The financial markets are trying to determine the future direction after a wave of decline on Monday. The dollar, which yesterday added against most competitors, has little change at the start of trading this morning.
The development of the growth momentum of the US currency from current levels risks triggering an even deeper correction for the financial markets. Technical analysis suggests that we may soon face increased pressure in the US stock market as major indices fell below the 50-day moving average, which was an important support level since June.

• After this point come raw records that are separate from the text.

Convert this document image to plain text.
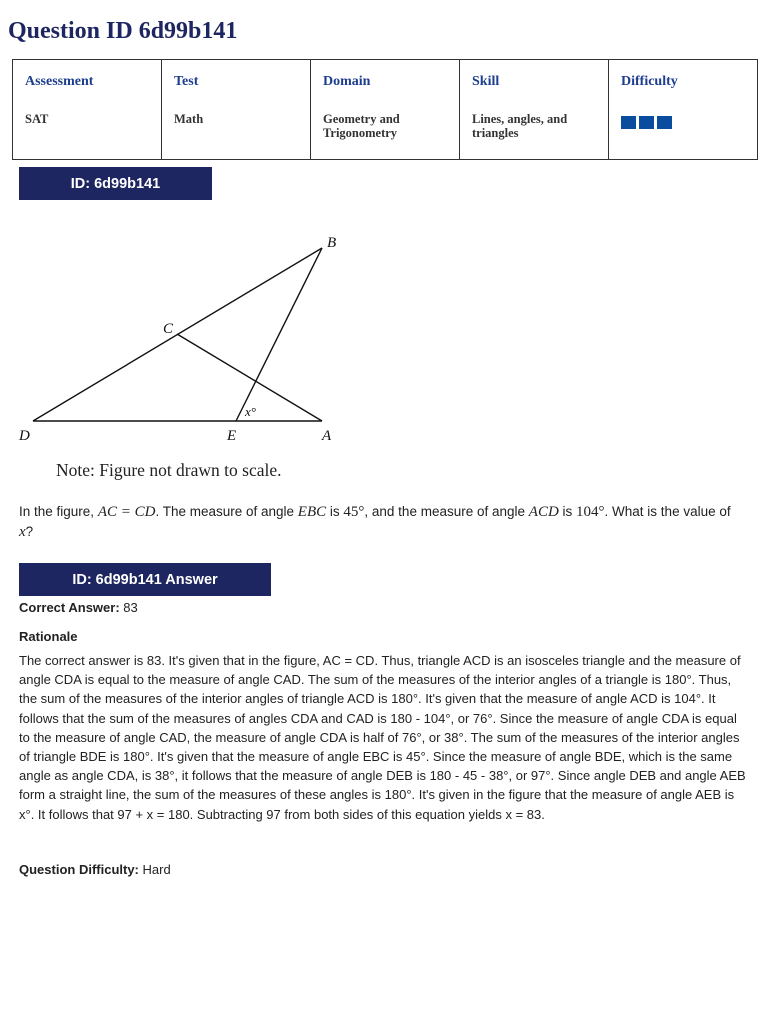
Question ID 6d99b141
Assessment
SAT

Test
Math

Domain
Geometry and Trigonometry

Skill
Lines, angles, and triangles

Difficulty
ID: 6d99b141
B
C
D	E	A
x°
Note: Figure not drawn to scale.
In the figure, AC = CD. The measure of angle EBC is 45°, and the measure of angle ACD is 104°. What is the value of x?
ID: 6d99b141 Answer
Correct Answer: 83
Rationale

The correct answer is 83. It's given that in the figure, AC = CD. Thus, triangle ACD is an isosceles triangle and the measure of angle CDA is equal to the measure of angle CAD. The sum of the measures of the interior angles of a triangle is 180°. Thus, the sum of the measures of the interior angles of triangle ACD is 180°. It's given that the measure of angle ACD is 104°. It follows that the sum of the measures of angles CDA and CAD is 180 - 104°, or 76°. Since the measure of angle CDA is equal to the measure of angle CAD, the measure of angle CDA is half of 76°, or 38°. The sum of the measures of the interior angles of triangle BDE is 180°. It's given that the measure of angle EBC is 45°. Since the measure of angle BDE, which is the same angle as angle CDA, is 38°, it follows that the measure of angle DEB is 180 - 45 - 38°, or 97°. Since angle DEB and angle AEB form a straight line, the sum of the measures of these angles is 180°. It's given in the figure that the measure of angle AEB is x°. It follows that 97 + x = 180. Subtracting 97 from both sides of this equation yields x = 83.

Question Difficulty: Hard
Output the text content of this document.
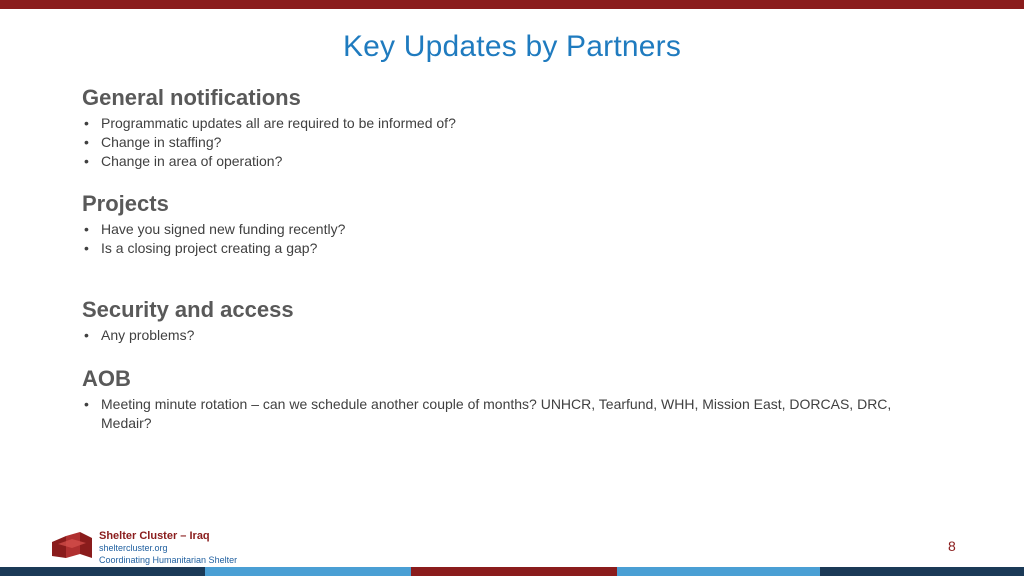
Key Updates by Partners
General notifications
• Programmatic updates all are required to be informed of?
• Change in staffing?
• Change in area of operation?
Projects
• Have you signed new funding recently?
• Is a closing project creating a gap?
Security and access
• Any problems?
AOB
• Meeting minute rotation – can we schedule another couple of months? UNHCR, Tearfund, WHH, Mission East, DORCAS, DRC, Medair?
Shelter Cluster – Iraq
sheltercluster.org
Coordinating Humanitarian Shelter
8
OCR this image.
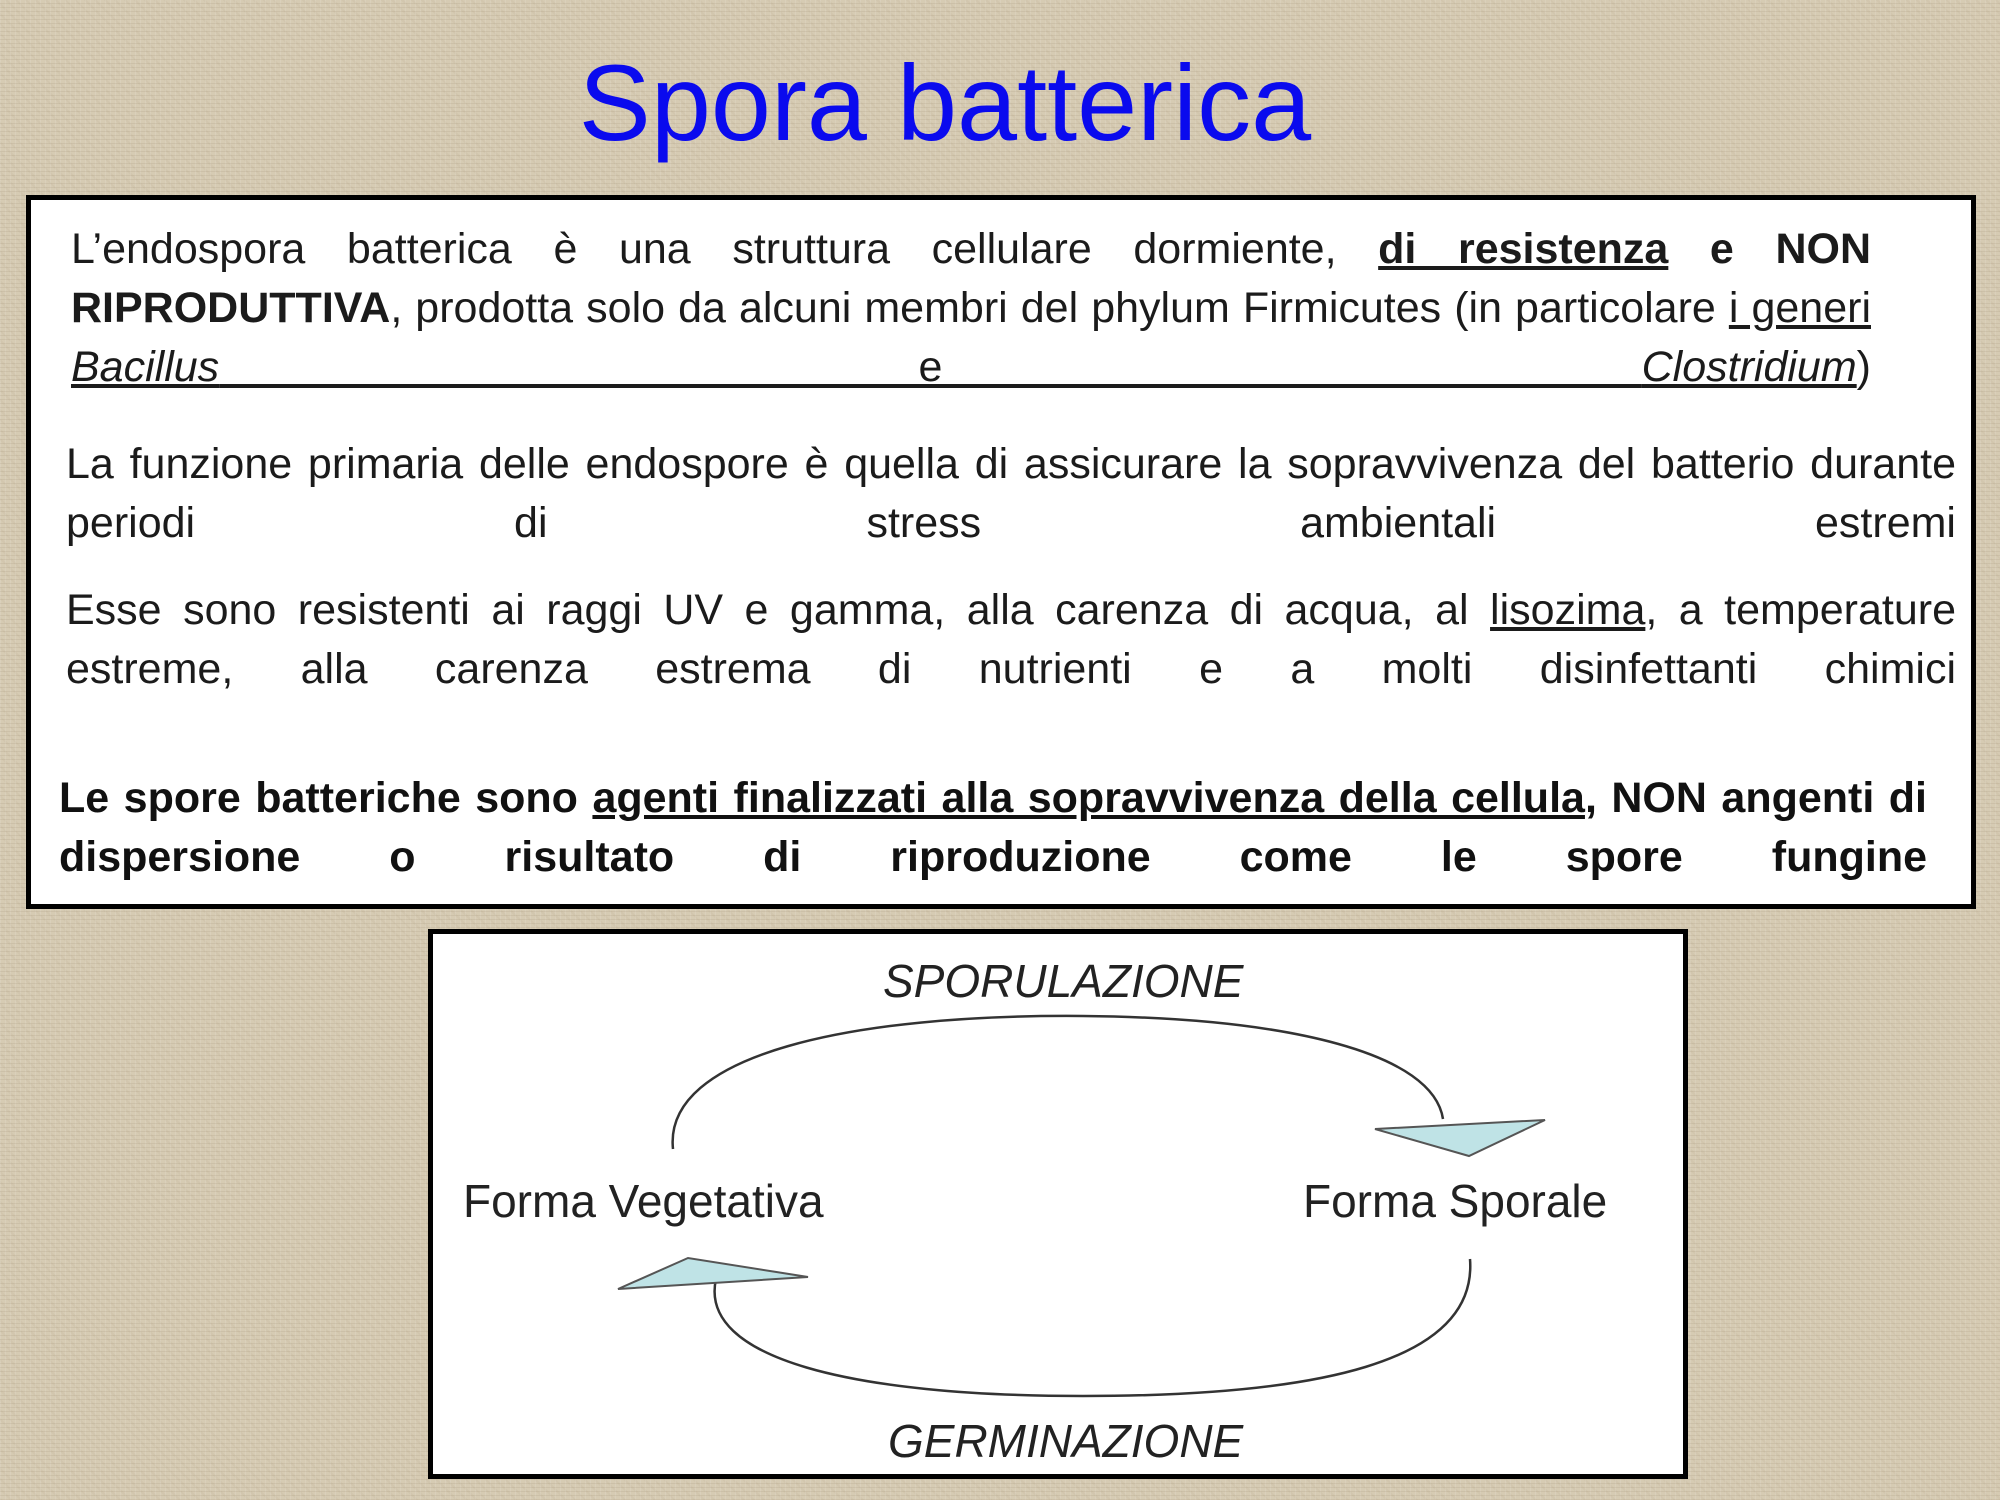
Spora batterica

L’endospora batterica è una struttura cellulare dormiente, di resistenza e NON RIPRODUTTIVA, prodotta solo da alcuni membri del phylum Firmicutes (in particolare i generi Bacillus e Clostridium)

La funzione primaria delle endospore è quella di assicurare la sopravvivenza del batterio durante periodi di stress ambientali estremi

Esse sono resistenti ai raggi UV e gamma, alla carenza di acqua, al lisozima, a temperature estreme, alla carenza estrema di nutrienti e a molti disinfettanti chimici

Le spore batteriche sono agenti finalizzati alla sopravvivenza della cellula, NON angenti di dispersione o risultato di riproduzione come le spore fungine

SPORULAZIONE
GERMINAZIONE
Forma Vegetativa	Forma Sporale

Yesterday, at the close of the day, the S&P 500 managed to hammer back some of the losses, which should be seen as a sign of optimism by professional market participants, who are most active at the close of trading. The index found some support after a 23.6% correction from the March-September rally. In the case of increased bear pressure, the next significant support for S&P500 is seen in the area of 3100, where the 200-day moving average resides.
The dynamics of the currency market may be an important indicator for stock indices.
In the risk assets sell-off wave, the dollar index and EURUSD crossed their 50-day moving averages, threatening to break the trend of recent months (which was a decline for the former and growth for the latter). If the dollar bulls manage to get the upper hand from current levels today, we should be prepared for a new storm in the markets and a sharper recovery of USD.
However, the recent history is still not on the bulls’ side. Over the last two months, buyers of risk assets have been increasing dollar sales close to current levels. Market dynamics at the close of the session indicates that professional traders are eager to buy back the drawdown by purchasing shares of well-known and strong companies.
The big question remains as to whether the optimists will have the strength to turn the markets up again. We will soon find out!